Por Alexandra Campos, in Público on-line
As mulheres têm um tratamento diferente do que é proporcionado aos homens quando entram nos hospitais públicos portugueses com um enfarte agudo de miocárdio. Há disparidades, em função do género, no tratamento desta que é uma das principais causas de morte no país: internados em idêntica situação de gravidade, os homens recebem com maior frequência do que as mulheres tratamentos intensivos, como bypass coronários, concluiu um investigador.
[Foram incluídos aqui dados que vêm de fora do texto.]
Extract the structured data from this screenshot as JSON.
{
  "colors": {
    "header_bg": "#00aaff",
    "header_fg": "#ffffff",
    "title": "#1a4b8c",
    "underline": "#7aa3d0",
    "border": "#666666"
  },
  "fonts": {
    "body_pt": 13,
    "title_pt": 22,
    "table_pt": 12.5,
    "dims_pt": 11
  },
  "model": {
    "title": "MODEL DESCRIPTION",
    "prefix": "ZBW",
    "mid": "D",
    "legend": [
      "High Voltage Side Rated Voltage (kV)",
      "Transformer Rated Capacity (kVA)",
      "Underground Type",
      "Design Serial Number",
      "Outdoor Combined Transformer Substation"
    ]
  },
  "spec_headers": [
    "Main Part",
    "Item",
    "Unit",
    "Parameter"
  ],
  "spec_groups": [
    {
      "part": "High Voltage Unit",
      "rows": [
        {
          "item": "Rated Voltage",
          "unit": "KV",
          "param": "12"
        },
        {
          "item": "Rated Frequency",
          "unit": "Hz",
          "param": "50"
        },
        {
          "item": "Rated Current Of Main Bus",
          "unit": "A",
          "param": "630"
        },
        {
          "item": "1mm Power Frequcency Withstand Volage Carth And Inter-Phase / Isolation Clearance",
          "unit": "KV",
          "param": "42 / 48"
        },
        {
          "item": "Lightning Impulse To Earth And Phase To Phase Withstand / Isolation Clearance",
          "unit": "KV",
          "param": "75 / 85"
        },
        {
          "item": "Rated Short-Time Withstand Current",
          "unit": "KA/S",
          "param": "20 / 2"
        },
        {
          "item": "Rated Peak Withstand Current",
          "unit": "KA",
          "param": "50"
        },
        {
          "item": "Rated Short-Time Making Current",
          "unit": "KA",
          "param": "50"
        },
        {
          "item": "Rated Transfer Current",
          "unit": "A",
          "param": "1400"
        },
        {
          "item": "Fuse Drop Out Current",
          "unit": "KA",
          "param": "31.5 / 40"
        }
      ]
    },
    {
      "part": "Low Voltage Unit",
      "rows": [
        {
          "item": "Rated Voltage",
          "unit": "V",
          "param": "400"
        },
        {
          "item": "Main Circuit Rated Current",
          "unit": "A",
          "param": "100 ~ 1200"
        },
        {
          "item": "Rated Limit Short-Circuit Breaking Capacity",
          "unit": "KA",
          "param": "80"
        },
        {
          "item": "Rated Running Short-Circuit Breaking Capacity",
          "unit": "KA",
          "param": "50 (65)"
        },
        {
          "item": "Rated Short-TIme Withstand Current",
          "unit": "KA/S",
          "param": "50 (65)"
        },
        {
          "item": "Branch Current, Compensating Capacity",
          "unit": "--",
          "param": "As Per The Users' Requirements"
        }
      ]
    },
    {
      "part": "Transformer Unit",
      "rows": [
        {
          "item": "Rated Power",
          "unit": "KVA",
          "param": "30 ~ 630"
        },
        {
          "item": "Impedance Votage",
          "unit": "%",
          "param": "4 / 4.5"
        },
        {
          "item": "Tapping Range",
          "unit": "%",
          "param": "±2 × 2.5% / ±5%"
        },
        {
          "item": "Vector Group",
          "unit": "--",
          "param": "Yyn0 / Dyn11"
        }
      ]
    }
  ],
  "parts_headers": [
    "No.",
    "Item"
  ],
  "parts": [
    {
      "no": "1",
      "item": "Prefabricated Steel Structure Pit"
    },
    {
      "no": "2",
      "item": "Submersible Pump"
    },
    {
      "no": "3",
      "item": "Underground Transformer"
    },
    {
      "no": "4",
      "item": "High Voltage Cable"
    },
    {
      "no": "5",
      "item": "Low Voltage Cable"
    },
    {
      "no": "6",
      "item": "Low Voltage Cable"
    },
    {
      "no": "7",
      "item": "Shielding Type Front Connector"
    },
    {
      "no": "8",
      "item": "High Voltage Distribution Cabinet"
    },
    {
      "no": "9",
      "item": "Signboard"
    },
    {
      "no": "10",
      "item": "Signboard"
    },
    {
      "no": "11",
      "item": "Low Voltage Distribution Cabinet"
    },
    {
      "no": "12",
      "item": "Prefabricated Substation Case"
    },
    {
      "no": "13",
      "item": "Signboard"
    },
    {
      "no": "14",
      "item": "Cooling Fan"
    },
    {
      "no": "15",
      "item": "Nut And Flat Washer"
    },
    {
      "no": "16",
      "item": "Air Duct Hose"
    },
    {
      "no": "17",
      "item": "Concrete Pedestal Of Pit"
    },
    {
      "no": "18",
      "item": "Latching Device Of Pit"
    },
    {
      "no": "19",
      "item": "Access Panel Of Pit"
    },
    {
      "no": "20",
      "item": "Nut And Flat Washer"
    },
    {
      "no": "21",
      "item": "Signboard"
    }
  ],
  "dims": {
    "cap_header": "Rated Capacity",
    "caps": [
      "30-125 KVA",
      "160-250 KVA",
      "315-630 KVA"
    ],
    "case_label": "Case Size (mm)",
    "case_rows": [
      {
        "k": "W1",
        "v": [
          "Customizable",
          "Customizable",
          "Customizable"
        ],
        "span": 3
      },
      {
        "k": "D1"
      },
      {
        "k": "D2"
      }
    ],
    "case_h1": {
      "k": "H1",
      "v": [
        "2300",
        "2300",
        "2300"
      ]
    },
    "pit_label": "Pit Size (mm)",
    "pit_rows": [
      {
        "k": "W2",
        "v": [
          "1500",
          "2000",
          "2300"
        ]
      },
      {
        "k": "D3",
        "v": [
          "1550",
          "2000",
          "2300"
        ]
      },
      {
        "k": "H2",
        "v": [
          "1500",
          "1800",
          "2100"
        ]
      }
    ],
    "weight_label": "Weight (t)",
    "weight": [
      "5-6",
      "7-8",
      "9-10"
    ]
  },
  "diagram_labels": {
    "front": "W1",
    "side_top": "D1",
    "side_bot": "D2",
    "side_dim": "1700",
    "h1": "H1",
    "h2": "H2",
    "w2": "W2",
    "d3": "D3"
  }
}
Esta discriminação acaba por se reflectir na taxa de mortalidade.
César Carneiro, que conduziu esta investigação no âmbito do seu doutoramento na Faculdade de Economia da Universidade do Porto, constatou que a idade funciona também como factor de discriminação nos hospitais do Serviço Nacional de Saúde (SNS), uma vez que os doentes mais idosos com enfarte agudo de miocárdio não recebem tantos tratamentos intensivos como os mais jovens. "A existência de disparidades no tipo de tratamento com base na idade poderá ser menos questionável, mais razoável [do que a que se verifica entre o sexo masculino e feminino]. Agora, não se entende por que é que um homem e uma mulher têm tratamentos diferentes", comenta.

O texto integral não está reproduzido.